Provided that any comments given by the Comptroller and Auditor-General of

India upon, or supplement to, the audit report shall be sent by the company to every

person entitled to copies of audited financial statements under sub section (1) of

section 136 and also be placed before the annual general meeting of the company at

the same time and in the same manner as the audit report.

(7) Without prejudice to the provisions of this Chapter, the Comptroller and Auditor-

General of India may, in case of any company covered under sub-section (5) or sub-section

(7) of section 139, if he considers necessary, by an order, cause test audit to be conducted of

the accounts of such company and the provisions of section 19A of the Comptroller and

Auditor-General’s (Duties, Powers and Conditions of Service) Act, 1971, shall apply to the

report of such test audit.

(8) Where a company has a branch office, the accounts of that office shall be audited

either by the auditor appointed for the company (herein referred to as the company’s auditor)

under this Act or by any other person qualified for appointment as an auditor of the company

under this Act and appointed as such under section 139, or where the branch office is

situated in a country outside India, the accounts of the branch office shall be audited either

by the company’s auditor or by an accountant or by any other person duly qualified to act as

an auditor of the accounts of the branch office in accordance with the laws of that country

and the duties and powers of the company’s auditor with reference to the audit of the branch

and the branch auditor, if any, shall be such as may be prescribed:

Provided that the branch auditor shall prepare a report on the accounts of the branch

examined by him and send it to the auditor of the company who shall deal with it in his report

in such manner as he considers necessary.

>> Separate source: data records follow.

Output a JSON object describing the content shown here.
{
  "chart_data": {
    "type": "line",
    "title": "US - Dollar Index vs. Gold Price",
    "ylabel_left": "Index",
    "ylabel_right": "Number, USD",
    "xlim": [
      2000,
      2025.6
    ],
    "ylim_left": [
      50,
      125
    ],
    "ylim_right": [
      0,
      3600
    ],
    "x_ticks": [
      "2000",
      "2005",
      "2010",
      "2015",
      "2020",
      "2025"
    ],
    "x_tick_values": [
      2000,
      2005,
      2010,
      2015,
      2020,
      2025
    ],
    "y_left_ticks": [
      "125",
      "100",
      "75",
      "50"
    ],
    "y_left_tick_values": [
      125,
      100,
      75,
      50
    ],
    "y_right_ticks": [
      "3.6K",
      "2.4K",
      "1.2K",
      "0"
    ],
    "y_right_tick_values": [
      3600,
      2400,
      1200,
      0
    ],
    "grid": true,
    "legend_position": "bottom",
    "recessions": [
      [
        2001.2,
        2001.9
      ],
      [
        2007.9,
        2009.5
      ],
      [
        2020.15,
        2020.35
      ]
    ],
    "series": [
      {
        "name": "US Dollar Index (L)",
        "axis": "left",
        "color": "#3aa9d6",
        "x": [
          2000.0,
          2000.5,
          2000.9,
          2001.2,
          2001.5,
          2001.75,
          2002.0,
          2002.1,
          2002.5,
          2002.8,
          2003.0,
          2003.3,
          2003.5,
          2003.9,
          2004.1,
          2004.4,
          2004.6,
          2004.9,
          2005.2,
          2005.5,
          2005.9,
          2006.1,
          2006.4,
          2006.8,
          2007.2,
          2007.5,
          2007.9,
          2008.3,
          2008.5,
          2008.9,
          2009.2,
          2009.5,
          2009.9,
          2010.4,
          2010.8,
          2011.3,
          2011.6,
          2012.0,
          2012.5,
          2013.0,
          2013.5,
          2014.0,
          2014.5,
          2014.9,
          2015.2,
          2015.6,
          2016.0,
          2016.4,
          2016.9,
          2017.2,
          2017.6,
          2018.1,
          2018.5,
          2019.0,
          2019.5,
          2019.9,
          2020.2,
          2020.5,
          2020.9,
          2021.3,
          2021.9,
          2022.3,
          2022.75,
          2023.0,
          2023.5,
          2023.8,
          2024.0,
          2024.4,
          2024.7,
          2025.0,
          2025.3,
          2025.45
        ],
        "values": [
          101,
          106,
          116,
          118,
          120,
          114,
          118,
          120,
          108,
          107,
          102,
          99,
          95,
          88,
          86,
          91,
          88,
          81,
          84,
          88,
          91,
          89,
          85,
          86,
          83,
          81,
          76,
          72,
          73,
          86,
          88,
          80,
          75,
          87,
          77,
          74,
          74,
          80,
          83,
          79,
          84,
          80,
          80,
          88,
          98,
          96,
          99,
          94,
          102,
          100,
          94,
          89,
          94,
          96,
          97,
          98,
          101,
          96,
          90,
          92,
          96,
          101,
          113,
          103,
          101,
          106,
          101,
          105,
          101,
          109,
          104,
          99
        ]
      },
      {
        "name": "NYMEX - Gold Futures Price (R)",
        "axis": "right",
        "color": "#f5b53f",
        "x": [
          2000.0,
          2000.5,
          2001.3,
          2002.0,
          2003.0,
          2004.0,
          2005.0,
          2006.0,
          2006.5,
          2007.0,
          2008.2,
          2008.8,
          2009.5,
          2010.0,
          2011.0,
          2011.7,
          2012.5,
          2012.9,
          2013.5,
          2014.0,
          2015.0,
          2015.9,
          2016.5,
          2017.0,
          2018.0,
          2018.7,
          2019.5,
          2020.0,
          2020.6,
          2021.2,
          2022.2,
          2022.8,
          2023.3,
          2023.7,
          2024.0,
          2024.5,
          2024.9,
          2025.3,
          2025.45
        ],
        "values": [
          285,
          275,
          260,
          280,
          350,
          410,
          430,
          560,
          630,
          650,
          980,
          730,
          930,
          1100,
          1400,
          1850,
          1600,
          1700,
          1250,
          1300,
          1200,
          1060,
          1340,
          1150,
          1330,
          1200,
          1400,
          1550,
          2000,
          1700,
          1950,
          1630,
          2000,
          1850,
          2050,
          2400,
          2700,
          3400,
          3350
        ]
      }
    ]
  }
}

(9) Every auditor shall comply with the auditing standards.

(10) The Central Government may prescribe the standards of auditing or any addendum

thereto, as recommended by the Institute of Chartered Accountants of India, constituted

under section 3 of the Chartered Accountants Act, 1949, in consultation with and after

examination of the recommendations made by the National Financial Reporting Authority:

Provided that until any auditing standards are notified, any standard or standards of

auditing specified by the Institute of Chartered Accountants of India shall be deemed to be

the auditing standards.

(11) The Central Government may, in consultation with the National Financial Reporting

Authority, by general or special order, direct, in respect of such class or description of

companies, as may be specified in the order, that the auditor’s report shall also include a

statement on such matters as may be specified therein.

(12) Notwithstanding anything contained in this section, if an auditor of a company, in

the course of the performance of his duties as auditor, has reason to believe that an offence

involving fraud is being or has been committed against the company by officers or employees

of the company, he shall immediately report the matter to the Central Government within such

time and in such manner as may be prescribed.

(13) No duty to which an auditor of a company may be subject to shall be regarded as

having been contravened by reason of his reporting the matter referred to in sub-section (12)

if it is done in good faith.

(14) The provisions of this section shall mutatis mutandis apply to—

(a) the cost accountant in practice conducting cost audit under section 148; or

(b) the company secretary in practice conducting secretarial audit under

section 204.

(15) If any auditor, cost accountant or company secretary in practice do not comply

with the provisions of sub-section (12), he shall be punishable with fine which shall not be

less than one lakh rupees but which may extend to twenty-five lakh rupees.